Ruşen Çakır’la Irak ve Suriye Denklemi

Gazeteci Ruşen Çakır, Türkiye’nin Irak ve Suriye’deki denkleme dair pozisyonu ve Rakka ve Musul operasyonlarına dair olası dengeler başta olmak üzere, Ortadoğu’nun karmaşık gündemini Açık Gazete’den Savash Porgham’a değerlendirdi.

Ortadoğu, binlerce yıllık kanlı kısır döngüsünün bugün de hakkını vermeye devam ediyor ve coğrafya deyim yerindeyse kaynıyor. Irak ve Suriye özelinde gelişen güç paylaşımı savaşları, bölge ve dünya ülkelerinin çıkarcı pozisyonu, mezhepsel safların gün geçtikçe sıkılaşması ve mezhep çatışmalarının kan dökmesi, pek çok örgütün kirli vekalet savaşının gönüllü maşası olduğu bugünlerde Ortadoğu’nun gündemi yine çok sıcak..

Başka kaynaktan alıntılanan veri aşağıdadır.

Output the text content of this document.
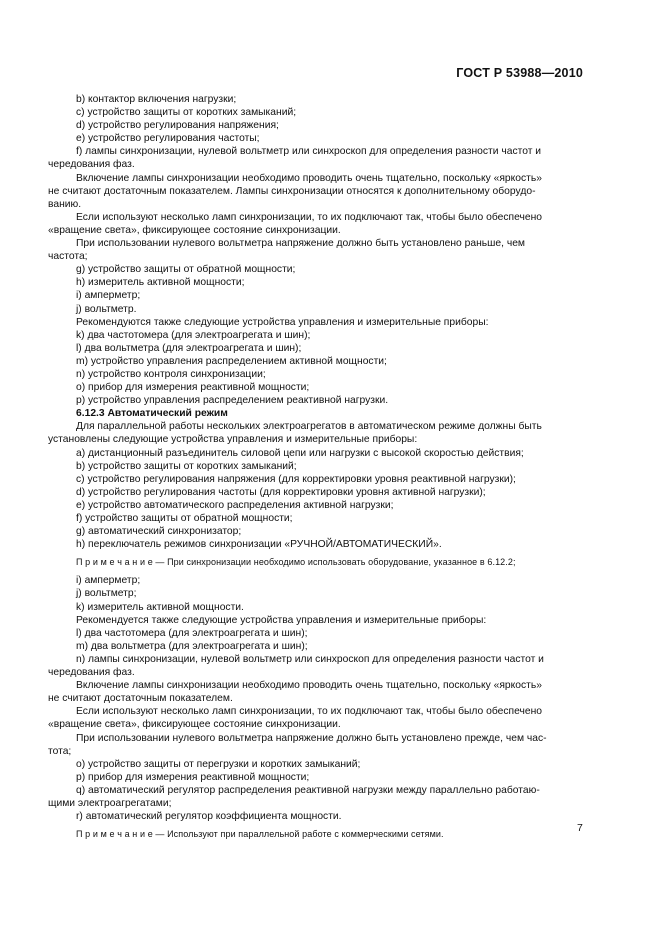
ГОСТ Р 53988—2010
b) контактор включения нагрузки;
c) устройство защиты от коротких замыканий;
d) устройство регулирования напряжения;
e) устройство регулирования частоты;
f) лампы синхронизации, нулевой вольтметр или синхроскоп для определения разности частот и
чередования фаз.
Включение лампы синхронизации необходимо проводить очень тщательно, поскольку «яркость»
не считают достаточным показателем. Лампы синхронизации относятся к дополнительному оборудо-
ванию.
Если используют несколько ламп синхронизации, то их подключают так, чтобы было обеспечено
«вращение света», фиксирующее состояние синхронизации.
При использовании нулевого вольтметра напряжение должно быть установлено раньше, чем
частота;
g) устройство защиты от обратной мощности;
h) измеритель активной мощности;
i) амперметр;
j) вольтметр.
Рекомендуются также следующие устройства управления и измерительные приборы:
k) два частотомера (для электроагрегата и шин);
l) два вольтметра (для электроагрегата и шин);
m) устройство управления распределением активной мощности;
n) устройство контроля синхронизации;
o) прибор для измерения реактивной мощности;
p) устройство управления распределением реактивной нагрузки.
6.12.3 Автоматический режим
Для параллельной работы нескольких электроагрегатов в автоматическом режиме должны быть
установлены следующие устройства управления и измерительные приборы:
a) дистанционный разъединитель силовой цепи или нагрузки с высокой скоростью действия;
b) устройство защиты от коротких замыканий;
c) устройство регулирования напряжения (для корректировки уровня реактивной нагрузки);
d) устройство регулирования частоты (для корректировки уровня активной нагрузки);
e) устройство автоматического распределения активной нагрузки;
f) устройство защиты от обратной мощности;
g) автоматический синхронизатор;
h) переключатель режимов синхронизации «РУЧНОЙ/АВТОМАТИЧЕСКИЙ».
П р и м е ч а н и е — При синхронизации необходимо использовать оборудование, указанное в 6.12.2;
i) амперметр;
j) вольтметр;
k) измеритель активной мощности.
Рекомендуется также следующие устройства управления и измерительные приборы:
l) два частотомера (для электроагрегата и шин);
m) два вольтметра (для электроагрегата и шин);
n) лампы синхронизации, нулевой вольтметр или синхроскоп для определения разности частот и
чередования фаз.
Включение лампы синхронизации необходимо проводить очень тщательно, поскольку «яркость»
не считают достаточным показателем.
Если используют несколько ламп синхронизации, то их подключают так, чтобы было обеспечено
«вращение света», фиксирующее состояние синхронизации.
При использовании нулевого вольтметра напряжение должно быть установлено прежде, чем час-
тота;
o) устройство защиты от перегрузки и коротких замыканий;
p) прибор для измерения реактивной мощности;
q) автоматический регулятор распределения реактивной нагрузки между параллельно работаю-
щими электроагрегатами;
r) автоматический регулятор коэффициента мощности.
П р и м е ч а н и е — Используют при параллельной работе с коммерческими сетями.
7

Türkiye’nin Irak ve Suriye’deki denkleme dair pozisyonu ve Rakka ve Musul operasyonlarına dair olası dengeler başta olmak üzere, Ortadoğu’nun sıcak gündemini gazeteci Ruşen Çakır’la konuştuk.

Not: bu röportaj yapıldığında Musul operasyonu henüz başlamamıştı.

rusen-cakir-1

-Geçtiğimiz gün MedyascopeTV’de yaptığınız yayında “IŞİD’in Türkiye’yle savaşı var ancak Türkiye’nin IŞİD’le bir savaşı olduğu pek söylenemez” tespitinde bulundunuz. Türkiye’nin Irak ve Suriye’de IŞİD’le mücadele ettiğini ileri sürdüğü bugünlerde, sizi böyle düşünmeye sevk eden olgular nelerdir?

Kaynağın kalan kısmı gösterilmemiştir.